Rain Barrel Raised Bed Setup

Rain Barrel Raised Bed Setup

Elevated beds appeal to gardeners for a variety of reasons, including well-draining soil that retains water better than conventional garden beds. Soil that maintains water will even retain nutrients that are vital to plants. Adding a rain barrel into your own raised bed setup will even increase your plants’ health, since rainwater is free of chlorine and other additives that could harm plants. It’s also great for your back since you may transport it to your own raised beds by means of a low volume pump or using gravity.

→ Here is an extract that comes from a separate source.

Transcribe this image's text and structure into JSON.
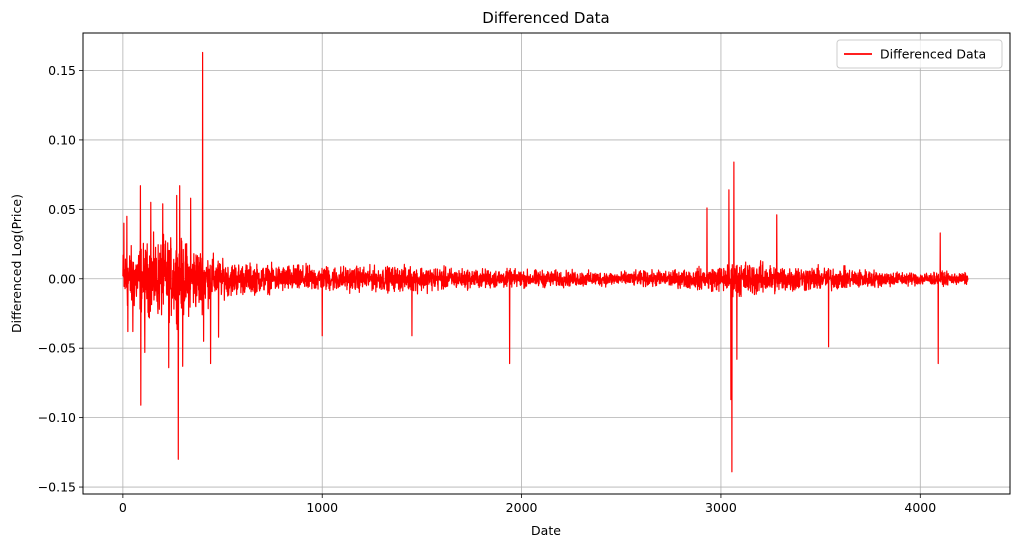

Raise the Height of the Barrel

Among the most important things to consider when having a rain barrel with a raised bed, is that the base of the barrel has to be higher compared to the bed to get the water to flow out into the bed. Elevate a barrel by building a stand from concrete blocks or pressure treated lumber. Whichever material you use, make certain it can hold the weight of this rain plus that of this container. Calculate the weight of a complete barrel by multiplying the pounds of 1 gallon of water (8.35 pounds) with the ability of the barrel, then insert the weight of the barrel. For instance, say a plastic 55-gallon barrel weighs 10 lbs. Find the total weight: 8.35 multiplied by 55 and 10 equals approximately 470 pounds total weight. Add a 10 percent margin to ensure the stand is sturdy enough. Your stand would need to hold about 520 lbs.

Transporting the Water

You are able to move the water into your own raised bed by filling a watering can also carrying it by hand, or even attach a hose to the spigot. Just keep the hose lower compared to the base of the barrel when you water your plants. Otherwise the water won’t feed out. To get a no-hands approach to shake your raised bed, consider creating a drip irrigation system from PVC pipe. You can leave it in the bed and attach it into the rain barrel having a regular garden hose. Turn it around and walk away while it waters your raised bed to get you. Automate the system with a low-pressure timer connected to the spigot and you wo not even need to be present when watering time comes around.

Increasing Water Pressure

You can increase the water pressure in your rain barrel using a ball valve type spigot in lieu of a silcock. A ball valve includes a greater rate of circulation than a silcock spigot. You can also increase circulation by raising the height of the barrel. On average a rain barrel 1.5 feet off the ground produces 1 gallon of water each minute; lift it to 2 feet and it goes as many as 2 gallons per minute and will increase as you continue to boost the height of the barrel.

Capturing the Water

When using a rain barrel in a garden setting, obtaining the water into the barrel can be tricky especially if your raised bed is a space in any buildings. 1 way to collect rain water is to use an implement that resembles a giant funnel connected to the top of the barrel. It captures rain and directs it into the barrel. Another installment is to lengthen the downspout out of your home or garage out to your barrel.